Child care providers, the overwhelming majority – over 90 percent – of whom are women or people of color, have been operating on razor-thin margins if they have been able to stay open at all. Their wages are minuscule. They've grappled with changing health and safety procedures. And as the bills continue to stack up, many have had to close their facilities, whether temporarily or indefinitely.

Others that have stayed open have fewer children either because parents are concerned about exposing their kids to COVID-19 or because they have lost their incomes. These woes are further complicated by rising costs for childcare providers as they scramble to provide PPE, to sanitize their classrooms, and to secure more space for social distancing. As a result, many of these small businesses and their owners are finding themselves on the verge of collapse. We need to save the child care industry. It is not just a matter of economics: it is a matter of priorities. It is a matter of right and wrong.

In my home state of Connecticut, we have more than 121,000 children ages 5 and under who need child care. But, without adequate support from the federal government, Connecticut could lose about 48 percent of the child care supply, more than 46,000 licensed child care slots. It was already the case that for every 1 child care slot, there were 2 children in need. Now, it is more than 4. This crisis has become a catastrophe.

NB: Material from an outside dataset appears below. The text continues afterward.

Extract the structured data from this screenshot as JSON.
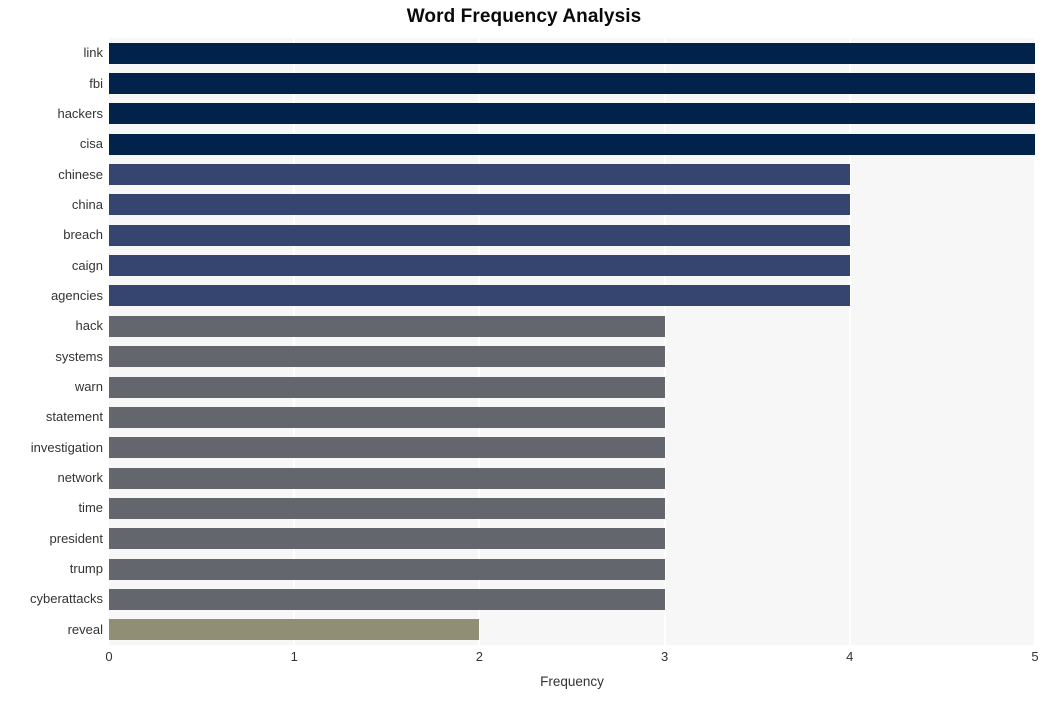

Thankfully, our country is starting to wake up to the reality that child care is essential. It is essential for women, for children, for parents, for small businesses, communities of color, and for our economy at large.

As Chair of this subcommittee, I have been working for quite some time to draw more attention to the impending child care crisis. It is critical for Congress to do more to ensure programs like the Child Care Development Block Grant (CCDBG) receive the funding they need.

As you will recall, Congress appropriated $5.9 billion for the Child Care Development Block Grant (CCDBG) in 2021. In addition, $3.5 billion was included for the CCDBG in the CARES Act and an additional $10 billion in the December supplemental. To be frank, this funding was a start but not nearly enough.

Just as we provided grants in the CARES Act through the Payroll Support Program so airlines could pay their employees and keep flying throughout this pandemic, we support that effort, we must also do what is necessary to get our economy back on track by rescuing the child care industry.

We provided over 648 billion for the Paycheck Protection Program to help get small business owners back on their feet. It was a good thing to do. We need to do what is necessary to stabilize the child care industry to allow parents and caregivers to get back to work.

As one of our witnesses, Melissa Boteach, will discuss a little more in her testimony, child care is the work that makes work possible. So if it is true that the childcare industry makes all other work possible, then why have we only provided $13.5 billion in supplemental funding to the CCDBG? If child care providers are essential workers, then why aren't we treating child care work as essential?

$13.5 billion is simply not enough which is why it is crucial that we act, and act quickly. Because, at the end of the day, if we cannot make families feel that their kids are going to be safe and secure in their child care setting, then we cannot build a feasible path to recovery.